Known as CAR T-cell therapy, this is most commonly used to treat some kinds of blood cancer. This involves collecting a sample of someone’s immune cells, called T-cells, reprogramming them in the laboratory to target and kill cancer cells, multiplying them, and then infusing them back into the bloodstream. Variations on the technique have also recently shown potential for treating solid tumours, as well as for preventing clogged arteries and treating the autoimmune condition lupus.

In this latest study, Semir Beyaz at Cold Spring Harbor Laboratory in New York state and his colleagues wondered about the therapy’s potential for restoring function in an ageing intestine. They wanted to target senescent cells. These cells, which accumulate with age, have lost their ability to divide but remain metabolically active, releasing chemicals that promote inflammation and accelerate further ageing. To get to them, the team targeted a protein called uPAR, which is enriched on the surface of senescent cells.

“The decline we see in the ageing gut is a deficit in the fitness of the stem cells that renew the inner lining of the gut every three to five days,” says Beyaz. “We hypothesised that removal of the ‘unfit’ senescent cells would boost the regenerative capacity and fitness of the stem cells in old mice.”

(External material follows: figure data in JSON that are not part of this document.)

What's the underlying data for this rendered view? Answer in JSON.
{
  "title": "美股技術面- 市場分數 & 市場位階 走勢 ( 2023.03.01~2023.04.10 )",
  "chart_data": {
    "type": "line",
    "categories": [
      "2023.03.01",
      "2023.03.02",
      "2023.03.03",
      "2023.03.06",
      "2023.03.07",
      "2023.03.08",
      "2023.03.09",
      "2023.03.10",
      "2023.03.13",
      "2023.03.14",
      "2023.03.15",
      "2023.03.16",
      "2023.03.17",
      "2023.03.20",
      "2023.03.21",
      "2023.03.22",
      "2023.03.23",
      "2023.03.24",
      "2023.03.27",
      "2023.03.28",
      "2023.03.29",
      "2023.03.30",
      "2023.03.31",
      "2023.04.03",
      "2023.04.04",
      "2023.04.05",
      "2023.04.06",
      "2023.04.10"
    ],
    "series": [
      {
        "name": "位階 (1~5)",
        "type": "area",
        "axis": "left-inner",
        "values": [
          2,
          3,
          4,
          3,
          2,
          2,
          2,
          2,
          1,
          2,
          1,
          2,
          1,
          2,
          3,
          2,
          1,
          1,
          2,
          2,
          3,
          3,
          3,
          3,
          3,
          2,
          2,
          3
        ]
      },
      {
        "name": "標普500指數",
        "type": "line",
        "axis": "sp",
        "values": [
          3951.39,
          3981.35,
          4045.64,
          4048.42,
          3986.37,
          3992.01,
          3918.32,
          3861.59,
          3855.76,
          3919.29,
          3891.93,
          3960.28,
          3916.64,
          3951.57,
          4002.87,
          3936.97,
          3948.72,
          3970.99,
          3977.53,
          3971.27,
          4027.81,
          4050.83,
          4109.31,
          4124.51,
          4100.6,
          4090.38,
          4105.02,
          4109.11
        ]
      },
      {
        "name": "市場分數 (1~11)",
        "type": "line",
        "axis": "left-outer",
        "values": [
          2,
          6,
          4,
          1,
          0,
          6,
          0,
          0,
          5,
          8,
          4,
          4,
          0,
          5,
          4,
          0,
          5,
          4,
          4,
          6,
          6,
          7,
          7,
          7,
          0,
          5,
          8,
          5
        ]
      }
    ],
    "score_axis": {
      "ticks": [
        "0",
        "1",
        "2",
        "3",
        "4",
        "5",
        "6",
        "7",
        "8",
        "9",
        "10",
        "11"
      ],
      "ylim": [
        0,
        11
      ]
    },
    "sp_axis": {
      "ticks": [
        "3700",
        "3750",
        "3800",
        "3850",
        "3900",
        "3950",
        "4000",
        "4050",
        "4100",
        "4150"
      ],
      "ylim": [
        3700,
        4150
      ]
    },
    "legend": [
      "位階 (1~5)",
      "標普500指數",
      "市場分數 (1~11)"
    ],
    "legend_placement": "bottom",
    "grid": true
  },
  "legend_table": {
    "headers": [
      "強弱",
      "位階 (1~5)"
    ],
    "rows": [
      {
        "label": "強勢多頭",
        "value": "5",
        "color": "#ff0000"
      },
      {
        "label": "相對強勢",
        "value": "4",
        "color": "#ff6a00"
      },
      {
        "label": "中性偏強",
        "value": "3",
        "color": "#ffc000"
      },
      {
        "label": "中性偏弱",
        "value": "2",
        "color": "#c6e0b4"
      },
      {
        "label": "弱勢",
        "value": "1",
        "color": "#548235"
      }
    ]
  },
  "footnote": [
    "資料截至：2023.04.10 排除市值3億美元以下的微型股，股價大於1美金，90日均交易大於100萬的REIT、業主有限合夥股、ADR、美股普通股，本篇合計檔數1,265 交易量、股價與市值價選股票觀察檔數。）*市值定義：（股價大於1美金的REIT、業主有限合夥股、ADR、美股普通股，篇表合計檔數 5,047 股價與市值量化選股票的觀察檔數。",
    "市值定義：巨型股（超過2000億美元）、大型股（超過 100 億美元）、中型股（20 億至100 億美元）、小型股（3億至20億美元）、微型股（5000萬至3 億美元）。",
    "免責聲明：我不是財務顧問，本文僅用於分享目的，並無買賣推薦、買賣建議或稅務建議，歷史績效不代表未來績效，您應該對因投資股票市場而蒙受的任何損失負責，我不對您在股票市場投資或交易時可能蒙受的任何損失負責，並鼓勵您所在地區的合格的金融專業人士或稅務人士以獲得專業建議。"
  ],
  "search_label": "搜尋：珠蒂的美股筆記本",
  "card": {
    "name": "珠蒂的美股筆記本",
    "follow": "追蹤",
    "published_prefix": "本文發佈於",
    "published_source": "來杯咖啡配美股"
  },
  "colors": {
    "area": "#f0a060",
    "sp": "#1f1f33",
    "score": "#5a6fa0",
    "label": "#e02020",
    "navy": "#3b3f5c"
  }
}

To test this idea, the researchers engineered CAR T-cells in older mice to recognise uPAR on senescent cells and remove them. After the engineered cells were infused back into the mice, they observed that this restored the activity and number of their stem cells that maintain tissue function to levels that resemble younger mice. It also improved markers of gut barrier integrity and inflammation in these older mice to a greater extent than in another group of older mice that received CAR T-cell therapy that didn’t specifically target uPAR.